Die Kirche nährt sich vom Wort und lebt demnach, um das Wort zu verkünden. Sie spricht nicht zu sich selbst, sondern sie lässt sich auf die Straßen der Welt ein: nicht weil sie ihr gefallen würden oder sie bequem wären, sondern weil sie Orte der Verkündigung sind. Eine Kirche, die dem Wort Gottes treu ist, spart bei der Verkündigung des Kerygmas nicht an Atem und erwartet keine Wertschätzung. Das göttliche Wort, das aus dem Vater hervorgeht und die Welt überströmt, drängt sie bis an die äußersten Grenzen der Erde. Die Bibel ist ihr bester »Impfstoff« gegen Abkapselung und bloße Selbsterhaltung. Es ist Wort Gottes, nicht unser Wort, und es hält uns davon ab, im Mittelpunkt zu stehen. Es bewahrt uns vor Selbstgenügsamkeit und Triumphalismus. Es ruft uns beständig auf, aus uns selbst hinauszugehen. Das Wort Gottes besitzt zentrifugale, nicht zentripetale Kraft: Es bewirkt nicht die Zurückwendung auf das Innere, sondern drängt nach außen, hin zu dem, den es noch nicht erreicht hat. Es bietet keine schwachen Tröstungen, denn es ist Feuer und Wind: Es ist Geist, der das Herz entflammt und die Horizonte weiter hinausschiebt, sie mit seiner Kreativität erweitert.
Bibel und Leben: Wir wollen uns einsetzen, damit diese beiden Worte sich umarmen, niemals eines ohne das andere ist.
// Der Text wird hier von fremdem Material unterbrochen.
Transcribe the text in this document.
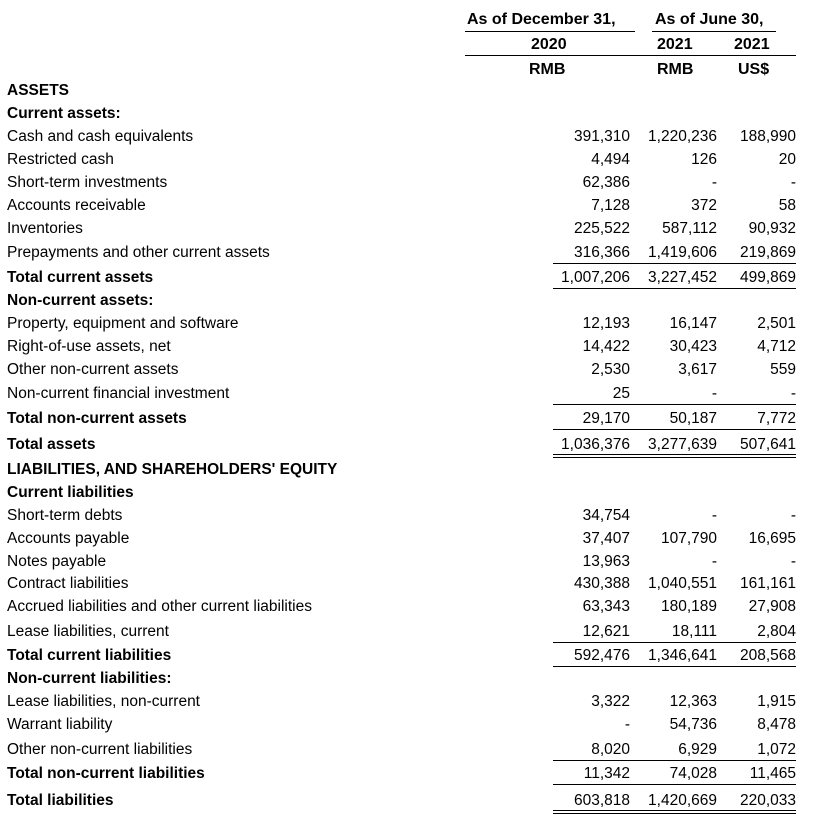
As of December 31, As of June 30,
2020	2021	2021
RMB	RMB	US$
ASSETS
Current assets:
Cash and cash equivalents	391,310 1,220,236 188,990
Restricted cash	4,494	126	20
Short-term investments	62,386	-	-
Accounts receivable	7,128	372	58
Inventories	225,522 587,112 90,932
Prepayments and other current assets	316,366 1,419,606 219,869
Total current assets	1,007,206 3,227,452 499,869
Non-current assets:
Property, equipment and software	12,193	16,147	2,501
Right-of-use assets, net	14,422	30,423	4,712
Other non-current assets	2,530	3,617	559
Non-current financial investment	25	-	-
Total non-current assets	29,170	50,187	7,772
Total assets	1,036,376 3,277,639 507,641
LIABILITIES, AND SHAREHOLDERS' EQUITY
Current liabilities
Short-term debts	34,754	-	-
Accounts payable	37,407 107,790 16,695
Notes payable	13,963	-	-
Contract liabilities	430,388 1,040,551 161,161
Accrued liabilities and other current liabilities	63,343 180,189 27,908
Lease liabilities, current	12,621	18,111	2,804
Total current liabilities	592,476 1,346,641 208,568
Non-current liabilities:
Lease liabilities, non-current	3,322	12,363	1,915
Warrant liability	-	54,736	8,478
Other non-current liabilities	8,020	6,929	1,072
Total non-current liabilities	11,342	74,028 11,465
Total liabilities	603,818 1,420,669 220,033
Ich möchte ebenso schließen, wie ich begonnen habe, mit einem Wort des Apostels Paulus, der am Ende eines Briefes schreibt: »Im Übrigen, Brüder, betet!« Wie er so bitte auch ich euch zu beten. Aber der heilige Paulus nennt den Grund des Gebets: »damit das Wort des Herrn sich ausbreitet« (2 Thess 3,1). Wir wollen beten und uns einsetzen, damit die Bibel nicht im Regal bleibt, unter vielen anderen Büchern, die von ihr handeln, sondern damit sie sich schnell auf den Straßen der Welt ausbreite und dort verweile, wo die Menschen leben. Ich wünsche euch, gute Träger des Wortes zu sein, mit derselben Begeisterung, von der wir in diesen Tagen in den Osterberichten lesen, wo alle laufen: die Frauen, Petrus, Johannes, die beiden Emmausjünger… Sie laufen, um dem lebendigen Wort zu begegnen und es zu verkünden. Ich wünsche euch das von Herzen, während ich euch für all das danke, was ihr tut.